Évolution de carrière
Un analyste CTI commence souvent comme junior dans une ESN. À 3 ans, il devient confirmé et peut encadrer un stagiaire. À 5 ans, il peut évoluer vers chef de projet CTI ou responsable du renseignement cyber. À 10 ans, il accède à des postes de directeur de la cybersécurité ou RSSI adjoint.
Voici les évolutions possibles à chaque horizon.
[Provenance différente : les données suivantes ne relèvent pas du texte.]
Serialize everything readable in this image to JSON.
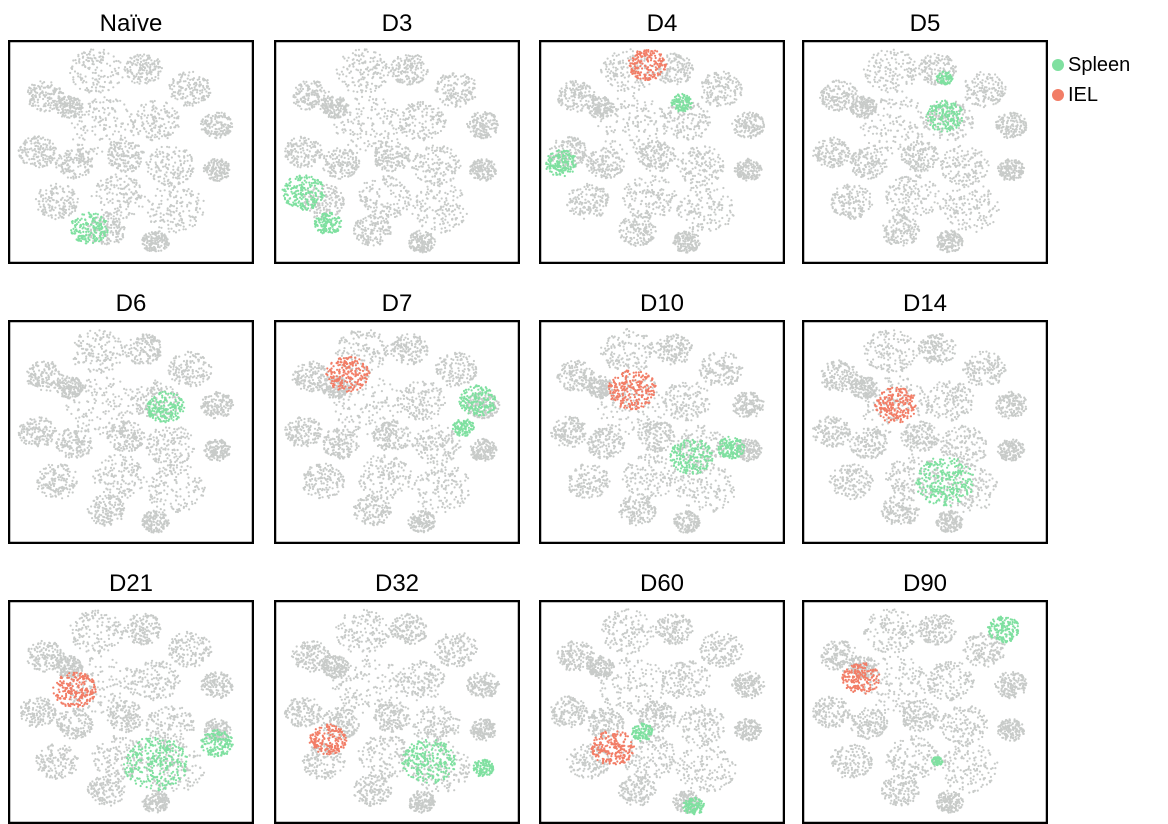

- À 3 ans : chef de projet CTI, analyste principal, formateur interne
- À 5 ans : responsable du pôle renseignement, architecte en sécurité, consultant senior
- À 10 ans : RSSI, directeur cybersécurité, expert technique chez Orange Cyberdefense ou Thales
Le passage en free-lance est possible après 5 ans d’expérience. Les missions facturées entre 600 € et 1 000 € par jour. Une autre voie est la recherche en cyberdéfense dans des laboratoires comme le CERT-IST ou l’INRIA.
Perspectives du métier
L’essor des LLM génératifs crée un besoin accru de détection de deepfakes, et les attaques ciblant les chaînes d’approvisionnement se multiplient, renforçant la demande pour ce profil. Le Cyber Resilience Act, applicable en France dès son entrée en vigueur européenne, renforcera les obligations de transparence et fera évoluer le métier vers plus de stratégie et de conformité réglementaire. Les besoins en analystes parlant des langues à forts enjeux géopolitiques augmentent, et les formations devront inclure des modules d’éthique et de droit pour accompagner cette évolution.